Our route took us through the spectacular Buller Gorge, the twists and turns of the undulating road passing in and out of shade which was most welcome that hot day. Keith's knee was definitely becoming an issue, despite the ibuprofen - it wasn't often that I was able to outride him up the hills and then turn around to find him walking up them!
We stopped at the top of a big hill for lunch to admire the view and take some relief from the sun which was easier said than done with no trees for shelter. Up top, we met another cyclist, a young lady who was solo-cycling around the country. Total respect. I couldn't and wouldn't contemplate doing it by myself knowing that any mechanical issues would be too much to bear, not to mention that I'd probably still be riding up those hill in our initial days on the North island if Keith weren't there to gee me along!

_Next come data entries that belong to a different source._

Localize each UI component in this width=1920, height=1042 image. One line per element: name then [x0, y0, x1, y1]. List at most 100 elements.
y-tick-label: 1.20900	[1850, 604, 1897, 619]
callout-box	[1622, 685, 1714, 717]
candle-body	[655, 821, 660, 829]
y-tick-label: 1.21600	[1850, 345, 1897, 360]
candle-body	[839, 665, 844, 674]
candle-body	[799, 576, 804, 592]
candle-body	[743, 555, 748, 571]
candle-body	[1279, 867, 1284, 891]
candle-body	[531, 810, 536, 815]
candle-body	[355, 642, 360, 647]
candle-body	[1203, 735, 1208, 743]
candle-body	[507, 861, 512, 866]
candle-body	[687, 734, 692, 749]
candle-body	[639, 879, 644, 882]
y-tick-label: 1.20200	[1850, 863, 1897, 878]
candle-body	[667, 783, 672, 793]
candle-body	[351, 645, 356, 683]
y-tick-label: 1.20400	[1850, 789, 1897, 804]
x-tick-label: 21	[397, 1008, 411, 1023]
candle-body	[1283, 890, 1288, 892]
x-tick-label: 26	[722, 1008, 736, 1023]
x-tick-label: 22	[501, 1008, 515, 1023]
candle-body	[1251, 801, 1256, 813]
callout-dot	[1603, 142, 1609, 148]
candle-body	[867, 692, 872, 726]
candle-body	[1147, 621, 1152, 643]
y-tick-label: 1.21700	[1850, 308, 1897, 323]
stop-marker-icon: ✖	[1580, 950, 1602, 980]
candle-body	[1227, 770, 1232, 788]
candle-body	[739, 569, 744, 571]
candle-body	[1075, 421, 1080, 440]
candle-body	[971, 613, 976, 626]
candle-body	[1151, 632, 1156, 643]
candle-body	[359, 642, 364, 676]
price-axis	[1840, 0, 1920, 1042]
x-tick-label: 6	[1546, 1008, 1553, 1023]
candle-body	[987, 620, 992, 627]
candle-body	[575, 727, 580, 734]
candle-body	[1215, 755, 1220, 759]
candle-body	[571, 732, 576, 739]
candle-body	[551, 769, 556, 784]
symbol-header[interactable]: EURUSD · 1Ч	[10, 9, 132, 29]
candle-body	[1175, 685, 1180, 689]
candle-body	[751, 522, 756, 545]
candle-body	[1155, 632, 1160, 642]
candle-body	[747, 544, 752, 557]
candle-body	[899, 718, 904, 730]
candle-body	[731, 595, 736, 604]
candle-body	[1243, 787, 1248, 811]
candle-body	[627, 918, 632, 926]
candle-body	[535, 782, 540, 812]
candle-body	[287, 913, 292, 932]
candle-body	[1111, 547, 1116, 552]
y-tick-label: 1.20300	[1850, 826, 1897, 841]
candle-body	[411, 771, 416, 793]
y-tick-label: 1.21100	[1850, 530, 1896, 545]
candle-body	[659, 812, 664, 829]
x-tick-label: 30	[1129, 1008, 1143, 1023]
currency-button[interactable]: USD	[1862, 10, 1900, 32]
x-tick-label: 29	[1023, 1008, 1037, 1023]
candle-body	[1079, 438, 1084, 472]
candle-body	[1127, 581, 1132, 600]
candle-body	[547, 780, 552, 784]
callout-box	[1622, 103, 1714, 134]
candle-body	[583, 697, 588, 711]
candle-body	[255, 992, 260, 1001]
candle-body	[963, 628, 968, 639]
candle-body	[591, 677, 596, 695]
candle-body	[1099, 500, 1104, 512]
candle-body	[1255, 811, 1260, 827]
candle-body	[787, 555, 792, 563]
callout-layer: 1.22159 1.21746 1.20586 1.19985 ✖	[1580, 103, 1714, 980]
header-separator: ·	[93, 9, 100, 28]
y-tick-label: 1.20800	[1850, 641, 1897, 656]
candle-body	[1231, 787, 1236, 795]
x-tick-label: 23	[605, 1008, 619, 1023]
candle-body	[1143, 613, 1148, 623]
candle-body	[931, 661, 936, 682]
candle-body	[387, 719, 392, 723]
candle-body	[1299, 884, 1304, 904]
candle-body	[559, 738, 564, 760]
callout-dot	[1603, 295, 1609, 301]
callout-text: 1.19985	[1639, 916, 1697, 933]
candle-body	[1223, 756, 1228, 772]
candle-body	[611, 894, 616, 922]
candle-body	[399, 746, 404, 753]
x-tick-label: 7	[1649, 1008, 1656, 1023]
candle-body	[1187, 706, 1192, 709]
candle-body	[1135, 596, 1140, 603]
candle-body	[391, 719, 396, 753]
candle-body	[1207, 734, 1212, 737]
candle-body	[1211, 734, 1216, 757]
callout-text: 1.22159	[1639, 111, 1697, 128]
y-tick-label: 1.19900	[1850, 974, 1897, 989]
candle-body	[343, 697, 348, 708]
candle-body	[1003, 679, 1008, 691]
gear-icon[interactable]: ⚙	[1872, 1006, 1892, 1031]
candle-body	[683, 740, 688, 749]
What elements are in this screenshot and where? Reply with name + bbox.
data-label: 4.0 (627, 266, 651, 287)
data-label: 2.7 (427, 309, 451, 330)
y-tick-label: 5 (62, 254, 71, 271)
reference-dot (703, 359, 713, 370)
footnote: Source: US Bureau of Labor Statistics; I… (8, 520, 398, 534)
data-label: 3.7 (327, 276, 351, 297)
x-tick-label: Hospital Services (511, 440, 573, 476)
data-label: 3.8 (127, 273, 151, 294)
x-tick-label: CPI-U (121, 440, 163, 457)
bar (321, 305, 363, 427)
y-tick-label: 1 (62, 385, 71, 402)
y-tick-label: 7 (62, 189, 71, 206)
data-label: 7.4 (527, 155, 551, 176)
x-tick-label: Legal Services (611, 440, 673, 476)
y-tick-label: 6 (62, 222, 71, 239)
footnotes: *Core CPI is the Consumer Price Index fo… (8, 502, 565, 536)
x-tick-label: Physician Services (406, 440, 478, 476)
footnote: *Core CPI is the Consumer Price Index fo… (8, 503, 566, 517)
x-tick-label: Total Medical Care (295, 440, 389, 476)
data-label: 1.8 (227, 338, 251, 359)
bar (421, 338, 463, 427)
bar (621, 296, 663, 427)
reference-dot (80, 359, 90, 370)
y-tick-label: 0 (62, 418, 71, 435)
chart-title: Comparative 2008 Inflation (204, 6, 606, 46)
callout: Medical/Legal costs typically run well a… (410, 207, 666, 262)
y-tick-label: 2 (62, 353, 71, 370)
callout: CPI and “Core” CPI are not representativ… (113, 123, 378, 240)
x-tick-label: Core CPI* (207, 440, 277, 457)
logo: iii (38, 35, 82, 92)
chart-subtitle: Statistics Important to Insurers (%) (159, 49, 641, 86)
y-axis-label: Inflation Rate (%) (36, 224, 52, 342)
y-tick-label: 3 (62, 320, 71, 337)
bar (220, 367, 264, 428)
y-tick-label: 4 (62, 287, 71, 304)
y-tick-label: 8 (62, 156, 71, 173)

The three of us ate lunch quickly, the sandflies not wasting any time in taking advantage of our exposed, sweaty skin, much to our collective annoyance. We continued cycling together, although it didn't take long for Maria to build up a sizeable lead, her bike having actually been built in the 21st century! Less than an hour later we were dropping her off at the DOC campsite we had been warned against. We did pass on the intel we'd received but Maria had already done 30 km more than us that day and was pooped, so we wished her luck and made a loose arrangement to meet up somewhere along the west coast. As we had at least 5 hours of sunlight left, we ploughed on and it turned out to be a good decision. As the road made a U-turn around a bend in the river, the wind was suddenly behind us and made a massive difference in our cycling pace. We were being pushed up the hills, a welcome aid in the mid-afternoon heat and having left the tree-lined riverside, we were totally exposed to the sun.
We had covered the 30 km within a couple of hours, including a stop for the delicious piece of crumble cake we'd picked up in town. We were the only campers when we arrived and took advantage of a spot that was sheltered from the wind but would get the early morning sun to help dry off any dew quickly (+5 experience points). Despite feeling weary, our incentive to set-up and get organised quickly was to avoid the sharp, pin-prick bites of the sandflies, swarming over exposed bits of skin, even attacking through our clothes. Throwing the bags into the tent, locking the bikes up and gathering up our shower stuff, we raced inside, where we stayed for the entire evening. A constant stream of hostel guests and camper vans arrived, including a cheeky German traveller who tried to negotiate the price of a shower with the owner. "No problems! If you're not staying, it's $8 for a shower mate" the friendly Kiwi said. Thinking about this for a minute, it was apparently time to try and cut a deal. "What if I just have a cold shower? Is it cheaper?", the young German asked a little sullenly. Perhaps used to this question, or maybe just quick and naturally good at diffusing awkward situations, the owner pipped "Well mate, a shower's a shower. If you particularly want a cold one, there's a sizeable river just down there which has plenty of ice-cold water, and guess what - it's free!". The young German, unamused, walked back to his van and squealed off. Probably for the best we thought, cringing at the attitude of some travellers we'd noticed who seem to forget how to behave/what the normal port of call is when they are no longer at home.
The cafe, as promised served up hearty cycling food - everything came with proper fat chips - and icy cold beer, so we were more than content to chill-the-flock-out inside, having had our fill of the great outdoors for the day, feeling quite satisfied that the ride into Westport tomorrow would be a lot easier because of miles we'd travelled today.